CA: consistency - availability system

  • A system that ensure both consistency and high availability but make it partition tolerance.
  • You can think of a PostgreSQL cluster, each node contain a full version of data. So that it can achieve consistency across cluster (full data in each node) and high availability (cluster still can serve request eventhough there are node(s) down)

CP: consistency - partition tolerance system

  • A system that ensure both consistency and partition tolerance but cannot make it high availability.
  • A NoSQL database is a good choice for this type of distributed system. You can think of MongoDB, a NoSQL, schema-less database. MongoDB can be scaled to multiple nodes, but there is only one node considered primary node, each node contains a collection of partitions (this point highlight partition tolerance attribute) and only primary node can recevie write request (a Single Point Of Failure, not high availability) and forward that request across cluster to update new changes to every partition. In case of failure primary node (due to disconnection), a new node will be voted to be primary node (which takes a while before a secondary node become a primary node).
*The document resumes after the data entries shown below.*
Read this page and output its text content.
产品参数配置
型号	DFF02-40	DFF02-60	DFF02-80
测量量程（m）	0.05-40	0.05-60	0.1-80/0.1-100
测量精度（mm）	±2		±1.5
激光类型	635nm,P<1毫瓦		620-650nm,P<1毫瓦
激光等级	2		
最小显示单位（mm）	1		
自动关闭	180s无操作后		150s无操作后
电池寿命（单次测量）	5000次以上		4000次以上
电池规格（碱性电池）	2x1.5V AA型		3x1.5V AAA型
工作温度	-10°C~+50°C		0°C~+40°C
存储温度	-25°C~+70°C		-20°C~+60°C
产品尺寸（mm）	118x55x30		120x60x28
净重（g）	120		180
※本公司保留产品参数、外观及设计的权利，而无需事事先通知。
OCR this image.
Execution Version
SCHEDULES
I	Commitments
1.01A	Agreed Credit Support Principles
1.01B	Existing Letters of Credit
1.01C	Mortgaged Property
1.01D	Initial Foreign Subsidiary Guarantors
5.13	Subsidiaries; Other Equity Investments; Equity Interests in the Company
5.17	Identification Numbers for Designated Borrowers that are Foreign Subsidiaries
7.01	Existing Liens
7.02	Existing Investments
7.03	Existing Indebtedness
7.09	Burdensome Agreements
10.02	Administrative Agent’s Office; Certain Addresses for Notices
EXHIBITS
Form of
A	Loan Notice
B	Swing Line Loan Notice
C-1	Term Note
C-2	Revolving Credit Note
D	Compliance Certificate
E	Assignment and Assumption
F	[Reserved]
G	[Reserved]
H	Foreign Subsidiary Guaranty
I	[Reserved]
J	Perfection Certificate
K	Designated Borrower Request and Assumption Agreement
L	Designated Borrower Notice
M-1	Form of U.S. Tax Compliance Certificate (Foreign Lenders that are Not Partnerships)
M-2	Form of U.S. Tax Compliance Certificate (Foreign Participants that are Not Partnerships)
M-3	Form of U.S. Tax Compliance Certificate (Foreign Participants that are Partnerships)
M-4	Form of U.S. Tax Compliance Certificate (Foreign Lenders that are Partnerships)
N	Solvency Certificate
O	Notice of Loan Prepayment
AP: availability - partition tolerance system

  • A system that ensure both high availability and partition tolerance but cannot make it consistency.
  • Apache Cassandra should be the first thing came to your mind. This database does scale to multiple instances (high availability) and it does divide its records into partitions (partition tolerance) but it follow masterless architecture, which means there is no such terms like primary node or secondary node. So that every node can receive write request, which leads to there are chances that you do not retrieve the same data for every request you made.

Final thoughts

Every scheme has their pros and cons which gonna does it best on a specific situtation. It would be great if you fully understand the needs of your business to take fully advantage of your system.